Your new menu at Sinner eschews traditional French dishes in favour of international dishes. Where do you find your inspiration?
I try to position my cuisine dans l’air du temps and adapt my menu to what people like, but also with the aim of creating a timeless cuisine, and a good meal that is still a good meal even 10 years later! As chefs we have a mission to follow the trends, especially when they are good trends like less sugar, less carbs, following the seasons, and always respecting the products, etc. This is especially apparent at Sinner, where I have created a dedicated offering with raw fish, using this idea of a nomadic, ancestral and traditional cuisine, but to suit today, and in a very trendy space.
What are your favourite ingredients to work with?
I love the family of citrus fruits; I love the acidity of lemons and vinegar, the electroshock that it provokes in the mouth, and which sometimes helps with a balance of tastes. It gives originality and depth to a meal. But I like everything, because I believe all elements deserve to be cooked and all ingredients have a special and unique taste that can be associated with something.
Which chefs do you most admire?
Franck Giovannini, from the Restaurant de l’Hôtel de Ville de Crissier in Switzerland.

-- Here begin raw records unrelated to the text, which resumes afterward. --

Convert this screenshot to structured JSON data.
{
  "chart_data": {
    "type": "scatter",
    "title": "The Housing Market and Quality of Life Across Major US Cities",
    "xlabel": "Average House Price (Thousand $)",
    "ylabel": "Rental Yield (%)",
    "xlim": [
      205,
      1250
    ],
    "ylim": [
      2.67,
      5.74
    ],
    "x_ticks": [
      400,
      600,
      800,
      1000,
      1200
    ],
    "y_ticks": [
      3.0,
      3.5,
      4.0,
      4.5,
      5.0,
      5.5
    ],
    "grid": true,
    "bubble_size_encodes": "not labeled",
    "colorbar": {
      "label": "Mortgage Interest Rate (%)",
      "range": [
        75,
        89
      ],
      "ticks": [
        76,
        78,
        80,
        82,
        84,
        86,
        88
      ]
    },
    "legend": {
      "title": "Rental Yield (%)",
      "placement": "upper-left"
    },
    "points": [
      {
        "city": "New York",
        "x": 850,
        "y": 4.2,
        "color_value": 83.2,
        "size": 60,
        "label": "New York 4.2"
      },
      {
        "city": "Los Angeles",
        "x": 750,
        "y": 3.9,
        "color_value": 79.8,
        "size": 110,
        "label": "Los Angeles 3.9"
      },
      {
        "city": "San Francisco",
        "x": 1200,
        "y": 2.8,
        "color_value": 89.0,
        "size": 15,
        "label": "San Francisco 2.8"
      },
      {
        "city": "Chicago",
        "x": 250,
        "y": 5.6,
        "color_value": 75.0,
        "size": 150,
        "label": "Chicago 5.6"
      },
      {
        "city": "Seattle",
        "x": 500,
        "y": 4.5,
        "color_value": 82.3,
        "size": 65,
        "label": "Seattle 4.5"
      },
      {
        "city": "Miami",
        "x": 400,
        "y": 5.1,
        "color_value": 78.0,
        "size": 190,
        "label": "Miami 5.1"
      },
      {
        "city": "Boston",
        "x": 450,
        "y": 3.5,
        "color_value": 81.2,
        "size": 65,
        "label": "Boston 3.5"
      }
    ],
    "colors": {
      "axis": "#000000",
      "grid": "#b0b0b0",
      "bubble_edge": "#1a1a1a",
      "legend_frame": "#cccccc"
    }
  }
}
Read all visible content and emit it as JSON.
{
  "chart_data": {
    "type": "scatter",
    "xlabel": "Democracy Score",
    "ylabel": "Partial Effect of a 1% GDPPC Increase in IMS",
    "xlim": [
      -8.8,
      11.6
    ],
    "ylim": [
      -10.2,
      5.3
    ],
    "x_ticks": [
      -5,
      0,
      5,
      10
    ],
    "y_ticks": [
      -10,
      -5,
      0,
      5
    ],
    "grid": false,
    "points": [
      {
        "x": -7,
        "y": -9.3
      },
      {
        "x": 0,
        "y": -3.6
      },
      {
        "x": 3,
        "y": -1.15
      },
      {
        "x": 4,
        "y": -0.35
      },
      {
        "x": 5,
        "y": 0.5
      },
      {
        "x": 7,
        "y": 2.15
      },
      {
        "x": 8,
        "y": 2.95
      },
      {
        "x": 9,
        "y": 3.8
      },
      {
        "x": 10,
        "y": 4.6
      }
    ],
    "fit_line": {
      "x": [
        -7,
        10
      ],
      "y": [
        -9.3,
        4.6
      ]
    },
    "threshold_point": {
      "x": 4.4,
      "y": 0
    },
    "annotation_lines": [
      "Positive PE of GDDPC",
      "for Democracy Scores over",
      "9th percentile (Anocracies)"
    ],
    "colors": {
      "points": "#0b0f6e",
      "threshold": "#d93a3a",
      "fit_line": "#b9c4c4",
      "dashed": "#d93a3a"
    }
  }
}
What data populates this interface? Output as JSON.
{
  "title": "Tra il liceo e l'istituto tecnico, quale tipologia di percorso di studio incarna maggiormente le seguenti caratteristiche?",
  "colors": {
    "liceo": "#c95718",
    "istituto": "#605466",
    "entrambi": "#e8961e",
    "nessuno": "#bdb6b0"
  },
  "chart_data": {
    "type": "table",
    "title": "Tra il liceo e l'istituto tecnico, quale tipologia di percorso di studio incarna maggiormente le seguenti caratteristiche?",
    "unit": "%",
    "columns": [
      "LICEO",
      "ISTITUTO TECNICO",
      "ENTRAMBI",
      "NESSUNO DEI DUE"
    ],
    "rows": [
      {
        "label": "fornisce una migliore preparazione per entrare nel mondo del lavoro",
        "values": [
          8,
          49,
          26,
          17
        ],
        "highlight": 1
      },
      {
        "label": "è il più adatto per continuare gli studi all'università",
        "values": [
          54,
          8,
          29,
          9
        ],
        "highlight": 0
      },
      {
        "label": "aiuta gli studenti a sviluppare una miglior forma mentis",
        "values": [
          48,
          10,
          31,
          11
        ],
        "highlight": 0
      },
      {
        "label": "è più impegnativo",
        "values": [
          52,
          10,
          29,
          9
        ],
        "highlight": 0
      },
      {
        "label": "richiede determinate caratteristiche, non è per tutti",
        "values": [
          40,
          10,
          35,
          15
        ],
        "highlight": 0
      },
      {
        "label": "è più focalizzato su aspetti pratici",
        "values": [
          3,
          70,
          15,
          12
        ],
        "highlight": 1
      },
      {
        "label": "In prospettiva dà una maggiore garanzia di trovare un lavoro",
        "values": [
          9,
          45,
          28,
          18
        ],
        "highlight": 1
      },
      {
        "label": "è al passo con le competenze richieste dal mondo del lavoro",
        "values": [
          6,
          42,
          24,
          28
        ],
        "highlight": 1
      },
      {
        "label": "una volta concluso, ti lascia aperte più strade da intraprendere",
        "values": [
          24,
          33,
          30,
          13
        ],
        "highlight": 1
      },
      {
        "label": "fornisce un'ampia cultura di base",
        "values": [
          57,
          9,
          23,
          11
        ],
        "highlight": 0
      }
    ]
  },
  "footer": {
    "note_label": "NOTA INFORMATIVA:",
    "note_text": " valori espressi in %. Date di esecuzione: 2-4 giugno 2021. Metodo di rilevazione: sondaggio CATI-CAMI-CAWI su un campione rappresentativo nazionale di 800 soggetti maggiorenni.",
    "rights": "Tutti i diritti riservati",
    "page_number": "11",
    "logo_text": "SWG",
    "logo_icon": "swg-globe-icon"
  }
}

He works with elements, flavours and tastes like no one else. His restaurant has been named Best Restaurant in the World – a magical moment. This is excellence and it’s what we are looking for in our jobs, to create a magical moment for our guests, without any wrong note.
Can you share any secrets with our readers for cooking at home?
The only advice I can give is to do everything with love and passion, to choose fresh and seasonal products, and to avoid frozen food!
How do you tackle the issue of sustainability in your kitchens?
This is very important, for a chef to respect nature and the seasons. We have a kind of power in our hands, to make people understand the importance of respecting the season (no strawberries in January, no tomatoes in winter etc.). We have to consider climate change. As a chef, I have to work hand in hand with our producers. We are lucky, at Brach we have our own vegetable garden on the roof, so we use aromatics herbs from there, and we do our own compost. We try to have a professional conscience and an environmental conscience.
What’s the most important lesson you’ve learned?
You can’t succeed on your own, it’s an obligation and a duty to share your knowledge with your team. It allows evolvement, and for you to always challenge yourself, otherwise you stay fixed and you can’t improve yourself. My advice would be, choose this job due to passion, not because you have to. It’s an amazing job, a difficult job, full of pressures, but also full of joy and emotion. It’s important to follow your team, and to transmit all that you know. Stay positive for your team, allow them to evolve and evolve with them, it is your responsibility as a Chef. I used to tell them: one team, one dream!